Un projet de data center à 1,5 milliard d’euros suspendu par la justice

Projet de data center à 1,5 milliard d’euros suspendu par la justice

Alixan (Drôme), 24 juillet 2026 à 15h46 — Le tribunal administratif de Grenoble a suspendu, le 10 juillet dernier, le permis de construire d’un data center de la start-up Sesterce, projeté dans la zone d’activité de Rovaltain, près de Valence TGV. Cette décision fait suite à des recours formulés par des militants écologistes qui estiment que le projet nécessite une étude d’impact environnemental, compte tenu de sa taille.
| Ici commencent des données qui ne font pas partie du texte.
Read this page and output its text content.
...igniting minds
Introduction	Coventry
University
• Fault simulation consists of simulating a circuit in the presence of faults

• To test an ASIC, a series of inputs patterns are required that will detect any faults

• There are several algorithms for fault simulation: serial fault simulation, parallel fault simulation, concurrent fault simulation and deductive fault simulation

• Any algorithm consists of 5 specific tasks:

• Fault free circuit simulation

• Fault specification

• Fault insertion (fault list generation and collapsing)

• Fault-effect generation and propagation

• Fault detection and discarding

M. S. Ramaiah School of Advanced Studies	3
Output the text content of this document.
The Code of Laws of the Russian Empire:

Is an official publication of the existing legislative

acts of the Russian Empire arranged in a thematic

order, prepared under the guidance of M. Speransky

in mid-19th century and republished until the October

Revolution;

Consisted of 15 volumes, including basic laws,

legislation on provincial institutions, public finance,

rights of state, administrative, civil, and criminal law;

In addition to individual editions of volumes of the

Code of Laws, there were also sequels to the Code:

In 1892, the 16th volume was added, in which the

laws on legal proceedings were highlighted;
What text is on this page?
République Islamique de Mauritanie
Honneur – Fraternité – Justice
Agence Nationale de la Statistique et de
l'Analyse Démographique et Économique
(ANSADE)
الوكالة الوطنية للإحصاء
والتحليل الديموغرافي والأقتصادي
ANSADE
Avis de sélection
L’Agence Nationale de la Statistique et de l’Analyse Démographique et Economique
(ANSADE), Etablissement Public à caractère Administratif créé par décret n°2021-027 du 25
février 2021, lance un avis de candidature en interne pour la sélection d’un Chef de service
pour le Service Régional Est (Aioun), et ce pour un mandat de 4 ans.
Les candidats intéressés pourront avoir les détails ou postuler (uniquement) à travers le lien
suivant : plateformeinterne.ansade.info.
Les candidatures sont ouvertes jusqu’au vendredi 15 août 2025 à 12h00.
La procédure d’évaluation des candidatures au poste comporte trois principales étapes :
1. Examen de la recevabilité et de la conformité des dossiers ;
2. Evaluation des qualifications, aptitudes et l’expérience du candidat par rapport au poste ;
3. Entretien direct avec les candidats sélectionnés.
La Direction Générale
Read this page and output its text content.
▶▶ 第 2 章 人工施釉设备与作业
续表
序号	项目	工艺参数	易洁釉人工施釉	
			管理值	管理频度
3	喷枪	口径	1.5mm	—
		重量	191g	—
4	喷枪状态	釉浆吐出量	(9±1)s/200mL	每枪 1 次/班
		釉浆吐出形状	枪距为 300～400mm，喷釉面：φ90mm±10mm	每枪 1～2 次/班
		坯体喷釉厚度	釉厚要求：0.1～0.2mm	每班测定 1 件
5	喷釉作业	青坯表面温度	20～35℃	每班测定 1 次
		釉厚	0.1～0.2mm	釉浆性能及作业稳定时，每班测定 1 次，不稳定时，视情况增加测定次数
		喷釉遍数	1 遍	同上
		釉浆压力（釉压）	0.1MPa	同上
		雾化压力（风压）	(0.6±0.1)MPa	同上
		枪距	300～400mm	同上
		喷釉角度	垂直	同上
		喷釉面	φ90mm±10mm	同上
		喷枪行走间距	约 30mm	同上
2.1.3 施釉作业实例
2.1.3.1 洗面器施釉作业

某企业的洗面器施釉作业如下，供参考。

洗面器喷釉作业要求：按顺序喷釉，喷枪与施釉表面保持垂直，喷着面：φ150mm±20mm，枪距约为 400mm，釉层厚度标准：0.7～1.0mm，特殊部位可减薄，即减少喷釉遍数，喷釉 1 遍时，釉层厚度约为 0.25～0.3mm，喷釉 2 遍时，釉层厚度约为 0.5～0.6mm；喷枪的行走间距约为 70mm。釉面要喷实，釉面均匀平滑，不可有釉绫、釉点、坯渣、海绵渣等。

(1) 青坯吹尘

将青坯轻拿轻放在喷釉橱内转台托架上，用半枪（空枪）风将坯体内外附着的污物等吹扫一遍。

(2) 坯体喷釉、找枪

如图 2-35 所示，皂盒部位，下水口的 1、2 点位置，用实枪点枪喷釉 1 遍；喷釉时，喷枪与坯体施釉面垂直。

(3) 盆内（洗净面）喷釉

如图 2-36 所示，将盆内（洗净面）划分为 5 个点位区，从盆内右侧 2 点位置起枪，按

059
Sesterce, qui prévoit d’investir 1,5 milliard d’euros dans ce centre spécialisé en intelligence artificielle, se voit ainsi confrontée à un coup d’arrêt. L’avocat Louis Cofflard, représentant des opposants, souligne qu’il s’agit d’une première suspension en référé pour un projet de data center en France.

Derrière cette contestation se trouve un collectif regroupant des associations telles que Les Amis de la Terre et Attac, qui ont découvert l’existence du projet en janvier 2026, après que le permis ait été délivré le 18 décembre 2025. Les militants ont agi rapidement, ayant un mois pour analyser le dossier et introduire leur recours.

Les besoins en électricité sous-estimés

Un des principaux points de contestation concerne la consommation électrique du site. Le plan local d’urbanisme interdit les installations nécessitant une autorisation si leur puissance dépasse 50 mégawatts (MW). Sesterce a déclaré avoir besoin de 40 MW, évitant ainsi l’obligation d’une étude d’impact. Cependant, les opposants affirment que les besoins réels pourraient atteindre 60 MW.

Le juge des référés a noté dans son ordonnance que le projet avait été autorisé dans son intégralité, ce qui soulève des doutes quant à la légalité du permis accordé. Sesterce conteste cette interprétation et prévoit de saisir le Conseil d’État pour annuler la décision du tribunal.

Conséquences

Bien que la suspension soit temporaire, elle soulève des questions sur la viabilité du projet et sur l’application des réglementations environnementales dans le cadre de l’urbanisme industriel en France. Les opposants se disent encouragés par cette décision et envisagent de renforcer leurs actions contre d’autres projets similaires à travers le pays.